Helping employees quit, and literally paying them a quitting bonus, may seem insane, but many leaders are finding it worthwhile. In my new book, Under New Management, I outline the research which suggests that such incentives might have a positive effect on company performance -- and even on the employees who stay.

In 2009, Amazon acquired Zappos, a quirky and successful online retailer famous for its customer-focused services, culture, and "the offer." During their primary training, new employees are offered $4,000 to leave the company. When Amazon took over, it also acquired "the offer." In his 2014 annual letter to shareholders, Amazon founder Jeff Bezos explained that the company had added a program modeled after the one started by Zappos CEO Tony Hsieh. After some tweaking, Bezos and Amazon aptly titled the program "Pay to Quit."

The program works differently than at  Zappos. Rather than receiving the offer once during training, employees at Amazon's fulfillment centers get the offer once a year, every year. In the first year the offer is for $2,000. The amount then increases by $1,000 each year to a maximum of $5,000, where it remains.

Each year an employee gets the offer, he or she has invested more in the company, and may find it harder to leave. The offer increases to adjust to the sense of investment. For skeptical shareholders, Bezos explained the rationale: "The goal is to encourage folks to take a moment and think about what they really want," he wrote. "In the long-run, an employee staying somewhere they don't want to be isn't healthy for the employee or the company."

Bezos understood that disengaged employees impose financial and emotional costs on an organization, and that even offering $5,000 to help such employees self-select out is a good deal. The real upgrade that Amazon made in the Pay to Quit program over the Zappos program was checking in further along in an employee's tenure and doing so more than just once. In a way, Amazon is asking its employees to give the company a performance evaluation every year. But just as at Zappos, only a small number of employees take the offer -- suggesting that employees are giving the company a pretty good evaluation.

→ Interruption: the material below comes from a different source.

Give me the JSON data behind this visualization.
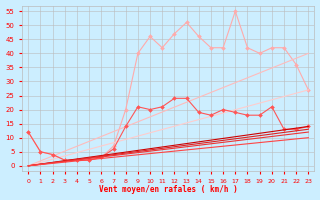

Of course, Bezos wants employees to stay with the company and to be further engaged more than he wants them to quit. In fact, the title of the page that employees read when they receive the offer is "Please Don't Take This Offer." In making the offer every year, Bezos and Amazon achieve greater engagement and productivity, and they rarely even have to pay out $5,000. That's a good deal for all the shareholders, even the ones who might have read the letter skeptically. Gallup's research found that, in 2011-2012, publicly traded companies with 9.3 or more engaged employees for every disengaged employee had 147 percent higher earnings per share than their competitors. Meanwhile, companies with little engagement -- 2.6 engaged employees for every disengaged employee -- had 2 percent less earnings per share than competitors.

If offering cold, hard cash to quit still seems too far out, it's at least worth considering how the principles behind "the offer" can be used in other ways. Any program that provides "a well-lit, safe exit path" would have a similar effect. Processes that encourage employees to examine their reasons for choosing to work for your company are likely to help them reaffirm the wisdom of their original decision, hence engaging further with the organization. In other words, there is more than one way to extend "the offer." And the offer is a good deal.